Thursday, 3 April 2014: 9:30 AM
Jing Zhou, PhD Candidate , Complutense University of Madrid, Madrid, Spain
Maria C. Latore, PhD , Economia aplicada II, Complutense University of Madrid, Madrid, Spain
Objective:

The Chinese share of world FDI inflows rose from 2.8% in 1991 to 8.1% in 2011. East Asian economies have provided 63% of the cumulative FDI. More than 70% of intraregional trade in East Asia is in parts and components to be further assembled and exported to other regions (ADB, 2007). The emergence of China has led to a triangular trade pattern among China, advanced Asian economies, the U.S. and Europe.

Indeed, FDI seems to play a big role in China, as well as, in reshaping the production networks among the Asian economies and in the subsequent impact for other big world economies.

Data/Methods

A general equilibrium analysis seems appropriate to grasp the effects of FDI from a detailed perspective including both supply and demand side and to resemble micro and macro variables like GDP, National income, employment, welfare, output, imports and exports, in a consistent manner.

We use a two-factor, fifteen-sector and six region (China-East Asia-U.S.-Japan-Europe-ROW) version of the computable general equilibrium model due to Hertel (1997), based on the GTAP8 database.

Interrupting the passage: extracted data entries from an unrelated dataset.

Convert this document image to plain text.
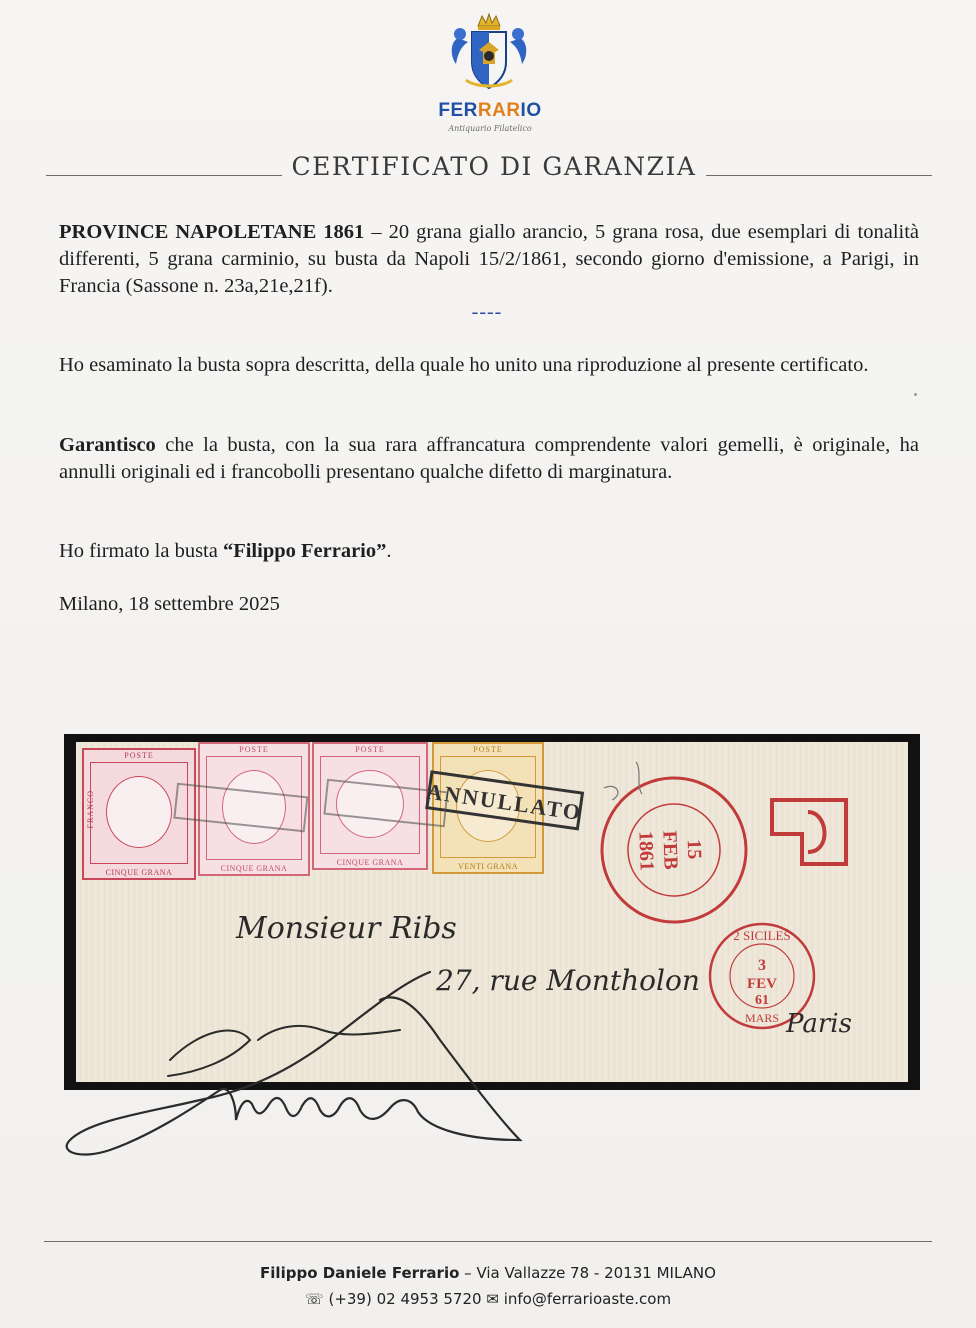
FERRARIO
Antiquario Filatelico
CERTIFICATO DI GARANZIA
PROVINCE NAPOLETANE 1861 – 20 grana giallo arancio, 5 grana rosa, due esemplari di tonalità differenti, 5 grana carminio, su busta da Napoli 15/2/1861, secondo giorno d'emissione, a Parigi, in Francia (Sassone n. 23a,21e,21f).
----
Ho esaminato la busta sopra descritta, della quale ho unito una riproduzione al presente certificato.
Garantisco che la busta, con la sua rara affrancatura comprendente valori gemelli, è originale, ha annulli originali ed i francobolli presentano qualche difetto di marginatura.
Ho firmato la busta “Filippo Ferrario”.
Milano, 18 settembre 2025
POSTE
FRANCO
CINQUE GRANA
POSTE
CINQUE GRANA
POSTE
CINQUE GRANA
POSTE
VENTI GRANA
ANNULLATO
15
FEB
1861
2 SICILES
3
FEV
61
MARS
Monsieur Ribs
27, rue Montholon
Paris
Filippo Daniele Ferrario – Via Vallazze 78 - 20131 MILANO
☏ (+39) 02 4953 5720 ✉ info@ferrarioaste.com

The shock consists of a simultaneous increase in the capital stock of the sectors of Electronics, Machinery, Chemicals and Textiles in China, which account for around 62% of Chinese aggregate exports, while the capital stock in the rest sectors and regions remaining fixed.

Results:

In general, FDI inflows have benefited China in terms of GDP and national income, while having a rather small impact on the aggregate variables of the rest of regions. From a sectoral perspective, China enlarges both exports and imports of Chemicals, Electronics and Machinery goods. The two former sectors have a similar trade pattern, mostly attributable to their high intensity of imported intermediate inputs. Machinery is more dependent on domestic intermediates and, therefore, its trade patterns are slightly different. Contrasting with the three previous sectors, Textiles is very oriented to private consumption, so after the shock it enlarges its imports and reduces its exports to satisfy the Chinese rising domestic demand. East Asia benefits most from the increased exports to China, since it provides the majority of Chinese imports. By contrast, exports from the rest of regions are crowded out from the world market when China increases its exports, with the only exceptions of European exports in Chemicals. The regions different to China and East Asia, play more the role of final markets, absorbing the majority of increased Chinese exports.